Members of the Church of Universal Coverage claim that government health insurance is more efficient than private insurance because, gosh, Medicare’s administrative costs are a mere 3 percent of claims. I’ve noted before how that’s neither true nor something to brag about: skimping on administration leads to gobs of waste and fraud.


Well, God bless the folks at the Government Accountability Office, because they came up with a wonderful illustration of just how stupid and harmful Medicare’s administrative-costs strategy really is. The following is from a recent GAO report. I recommend reading the entire excerpt, especially if you’ve always nurtured the hope of someday defrauding Medicare of millions of dollars:

Why GAO Did This Study


According to the Department of Health and Human Services (HHS), schemes to defraud the Medicare program have grown more elaborate in recent years. In particular, HHS has acknowledged Centers for Medicare & Medicaid Service’s (CMS) oversight of suppliers of durable medical equipment, prosthetics, orthotics, and supplies (DMEPOS) is inadequate to prevent fraud and abuse. Specifically, weaknesses in the DMEPOS enrollment and inspection process have allowed sham companies to fraudulently bill Medicare for unnecessary or nonexistent supplies. From April 2006 through March 2007, CMS estimated that Medicare improperly paid $1 billion for DMEPOS supplies—in part due to fraud by suppliers.

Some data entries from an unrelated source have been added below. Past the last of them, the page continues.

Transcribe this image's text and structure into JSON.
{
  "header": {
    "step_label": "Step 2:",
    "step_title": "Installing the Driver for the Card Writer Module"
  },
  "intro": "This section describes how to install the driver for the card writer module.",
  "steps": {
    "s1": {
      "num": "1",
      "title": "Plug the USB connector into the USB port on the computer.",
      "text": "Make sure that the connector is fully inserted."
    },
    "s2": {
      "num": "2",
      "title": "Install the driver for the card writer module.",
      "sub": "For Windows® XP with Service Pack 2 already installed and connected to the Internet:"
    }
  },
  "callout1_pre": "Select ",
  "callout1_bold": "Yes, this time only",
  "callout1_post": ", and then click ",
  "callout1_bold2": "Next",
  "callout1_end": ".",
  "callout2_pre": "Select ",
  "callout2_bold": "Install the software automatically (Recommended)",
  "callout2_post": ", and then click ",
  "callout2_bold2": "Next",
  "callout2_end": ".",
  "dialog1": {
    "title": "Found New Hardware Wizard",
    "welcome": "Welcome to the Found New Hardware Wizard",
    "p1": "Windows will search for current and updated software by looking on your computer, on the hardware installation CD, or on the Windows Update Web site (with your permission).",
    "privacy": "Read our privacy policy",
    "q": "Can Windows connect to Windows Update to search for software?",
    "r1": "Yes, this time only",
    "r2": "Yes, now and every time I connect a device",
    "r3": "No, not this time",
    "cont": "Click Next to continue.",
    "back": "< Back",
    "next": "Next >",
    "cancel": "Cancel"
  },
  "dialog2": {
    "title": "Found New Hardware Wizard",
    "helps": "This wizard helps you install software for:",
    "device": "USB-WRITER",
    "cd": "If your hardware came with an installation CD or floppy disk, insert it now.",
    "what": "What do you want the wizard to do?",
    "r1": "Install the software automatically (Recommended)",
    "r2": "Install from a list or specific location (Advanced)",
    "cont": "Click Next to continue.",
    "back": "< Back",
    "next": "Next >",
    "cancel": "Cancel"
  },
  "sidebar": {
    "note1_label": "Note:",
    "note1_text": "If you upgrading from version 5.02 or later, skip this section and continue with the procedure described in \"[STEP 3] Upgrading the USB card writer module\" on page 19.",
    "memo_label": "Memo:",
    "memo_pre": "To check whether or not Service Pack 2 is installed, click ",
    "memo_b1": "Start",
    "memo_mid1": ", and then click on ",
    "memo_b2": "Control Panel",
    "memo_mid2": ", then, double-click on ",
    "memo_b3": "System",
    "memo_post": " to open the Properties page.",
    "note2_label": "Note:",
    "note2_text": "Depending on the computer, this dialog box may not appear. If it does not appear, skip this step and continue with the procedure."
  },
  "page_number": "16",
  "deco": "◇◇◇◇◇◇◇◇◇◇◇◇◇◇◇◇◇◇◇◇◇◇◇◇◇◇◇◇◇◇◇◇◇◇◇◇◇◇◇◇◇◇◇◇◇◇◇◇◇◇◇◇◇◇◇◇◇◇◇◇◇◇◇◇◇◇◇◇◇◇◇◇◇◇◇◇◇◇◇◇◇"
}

Due to the committee’s concern about vulnerabilities in the enrollment process, GAO used publicly available guidance to attempt to create DMEPOS suppliers, obtain Medicare billing numbers, and complete electronic test billing. GAO also reported on closed cases provided by the HHS Inspector General (IG) to illustrate the techniques used by criminals to fraudulently bill Medicare…


What GAO Found


Investigators easily set up two fictitious DMEPOS companies using undercover names and bank accounts. GAO’s fictitious companies were approved for Medicare billing privileges despite having no clients and no inventory. CMS initially denied GAO’s applications in part because of this lack of inventory, but undercover GAO investigators fabricated contracts with nonexistent wholesale suppliers to convince CMS and its contractor, the National Supplier Clearinghouse (NSC), that the companies had access to DMEPOS items. The contact number GAO gave for these phony contracts rang on an unmanned undercover telephone in the GAO building. When NSC left a message looking for further information related to the contracts, a GAO investigator left a vague message in return pretending to be the wholesale supplier. As a result of such simple methods of deception, both fictitious DMEPOS companies obtained Medicare billing numbers…


After requesting an electronic billing enrollment package and obtaining passwords from CMS, GAO investigators were then able to successfully complete Medicare’s test billing process for the Virginia office. GAO could not complete test billing for the Maryland office because CMS has not sent the necessary passwords. However, if real fraudsters had been in charge of the fictitious companies, they would have been clear to bill Medicare from the Virginia office for potentially millions of dollars worth of nonexistent supplies.


Once criminals have similarly created fictitious DMEPOS companies, they typically steal or illegally buy Medicare beneficiary numbers and physician identification numbers and use them to repeatedly submit claims. In one case from HHS IG, a company received $2.2 million in payments from Medicare for supplies and services that were never delivered. The owner submitted these fraudulent claims from March 2006 through July 2006 using real beneficiary numbers and physician identification numbers that he had purchased illegally. The only employee not involved in the scheme was a secretary, who told HHS IG that there was no business activity in the office and that the owner was rarely there. Another case related to an individual who stole beneficiary numbers and physician identification numbers and submitted $5.5 million in claims for three fraudulent offices from October 2006 through March 2007. He operated one of these offices out of a utility closet containing buckets of sand mix, road tar, and a large wrench, but no medical files, office equipment, or telephone.

Simple methods of deception. That’s all you need to fool Medicare. Or for the Church of Universal Coverage to fool themselves.


And they’re hoping that’s all they’ll need to fool you, too.